Attention au risque de requalification

La fiscalité des particuliers lors de la revente des œuvres d’art est assez simple. Le collectionneur ou l’amateur d’art qui cède une œuvre dispose d’une option qui lui permet de choisir entre la taxe forfaitaire de 6,5 % du prix de revente du bien (10,5 % pour l’or) et une fiscalité égale à 34,5 % de la plus-value réalisée après un abattement de 5 % au-delà de la deuxième année, soit une exonération au bout de 22 ans.
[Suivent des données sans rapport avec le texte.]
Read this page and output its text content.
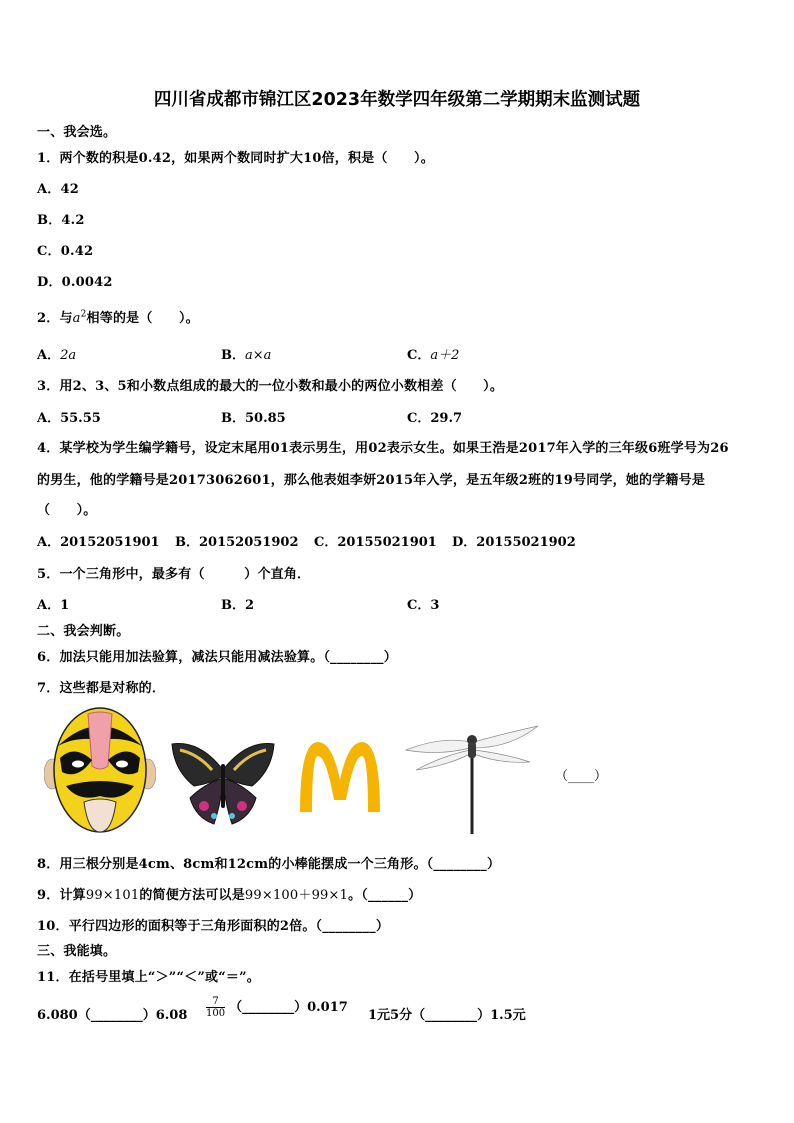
四川省成都市锦江区2023年数学四年级第二学期期末监测试题
一、我会选。
1．两个数的积是0.42，如果两个数同时扩大10倍，积是（　　）。
A．42
B．4.2
C．0.42
D．0.0042
2．与$a^2$相等的是（　　）。
A．2a	B．a×a	C．a＋2
3．用2、3、5和小数点组成的最大的一位小数和最小的两位小数相差（　　）。
A．55.55	B．50.85	C．29.7
4．某学校为学生编学籍号，设定末尾用01表示男生，用02表示女生。如果王浩是2017年入学的三年级6班学号为26
的男生，他的学籍号是20173062601，那么他表姐李妍2015年入学，是五年级2班的19号同学，她的学籍号是
（　　）。
A．20152051901 B．20152051902 C．20155021901 D．20155021902
5．一个三角形中，最多有（　　　）个直角．
A．1	B．2	C．3
二、我会判断。
6．加法只能用加法验算，减法只能用减法验算。（________）
7．这些都是对称的．
（____）
8．用三根分别是4cm、8cm和12cm的小棒能摆成一个三角形。（________）
9．计算99×101的简便方法可以是99×100＋99×1。（______）
10．平行四边形的面积等于三角形面积的2倍。（________）
三、我能填。
11．在括号里填上“＞”“＜”或“＝”。
6.080（________）6.08 $\frac{7}{100}$ （________）0.017
1元5分（________）1.5元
Très souvent, c’est la taxe forfaitaire qui est choisie car payer 6,5 % du prix de revente reste très avantageux alors que l’œuvre a pu faire l’objet de plusieurs successions en étant intégrée dans le forfait de 5 % des meubles meublants. Cette taxe libératoire reste en tout état de cause beaucoup plus attrayante que la fiscalité professionnelle avec la TVA de 20 % sur la marge réalisée et l’IS ou l’IR en fonction du régime choisi.
Une fiscalité incitative.
La fiscalité du collectionneur reste donc très incitative à condition que les transactions soient réalisées dans le cadre de la gestion de patrimoine de celui-ci. En effet, le rapport du Conseil des ventes pour 2016 publié fin juin dernier a mis en lumière opportunément un arrêt passé inaperçu de la cour administrative d’appel de Marseille (CAA Marseille 4e chambre 22 avril 2016 n° 13MA04959) qui confirme la condamnation d’un particulier dont les activités de vente de monnaies anciennes ont été requalifiées comme activité commerciale. La juridiction confirme dans cette décision que le vendeur ne pouvait pas utiliser la taxe forfaitaire prévue pour les objets d’art ou les métaux précieux mais devait être soumis à la fiscalité de l’activité commerciale au titre de la TVA et des BIC.
C’est une question très intéressante pour les collectionneurs ou les amateurs d’art qui réalisent souvent des reventes afin de se racheter d’autres œuvres ou bien pour faire évoluer leur collection. Le particulier qui vend une œuvre d’art de temps en temps est indiscutablement taxé en vertu de la fiscalité des particuliers (taxe forfaitaire ou régime général). Mais il peut arriver un moment où le nombre d’achats et de reventes est trop important et là, le risque de requalification en activité commerciale devient très fort.
La CAA de Marseille a ainsi considéré dans l’affaire que « le fait de vendre habituellement des pièces de monnaies anciennes constitue l’exercice d’une profession commerciale au sens de l’article 34 du Code général des impôts ; qu’il résulte de l’instruction que Mme B a, en 2005 et 2006, réalisé de manière répétée des cessions de telles pièces de monnaie ; (…) que, dans ces conditions, eu égard au caractère lucratif, au nombre et à la fréquence des transactions réalisées au cours des deux années en cause, Mme B doit être regardée comme ayant exercé l’activité en litige à titre professionnel au sens de l’article 34 du Code général des impôts »
Conditions de requalification.
La juridiction ne nous apporte malheureusement pas le nombre de transactions qui a pu justifier une telle requalification mais si l’on se penche sur des décisions anciennes à ce sujet, on retrouvera des décisions qui requalifient en activité commerciale la personne qui procède à 155 achats et 231 ventes pendant quatre années (CE 14 janvier 1983 n°34132) ou celle qui a procédé à la vente de dix œuvres d’art pour 105.000 euros, dont trois d’entre elles ont été cédées au cours du mois même de leur acquisition (CAA Paris 18 janvier 2001 n°96PA04567, M. Amara). Une autre décision de 1999 (CAA Paris 3 juin 1999, n°96PA 01665) définit bien trois critères de requalification. Elle estime qu’un contribuable qui, pendant une période de dix-huit mois, a procédé à dix opérations d’achat ou de revente de véhicules automobiles de luxe exerce une activité de nature commerciale compte tenu des critères suivants : le faible délai de conservation de ces voitures (de quatre mois à deux ans), l’importance des sommes investies, soit 232.484 euros, une marge bénéficiaire variant entre 116 et 325 %.
Un particulier qui revend des œuvres d’art doit donc être particulièrement vigilant lorsqu’il le fait et attentif à ne pas tomber sous le coup des critères qui viennent d’être exposés. A défaut, le risque fiscal est très élevé, surtout en cas de fortes plus-values.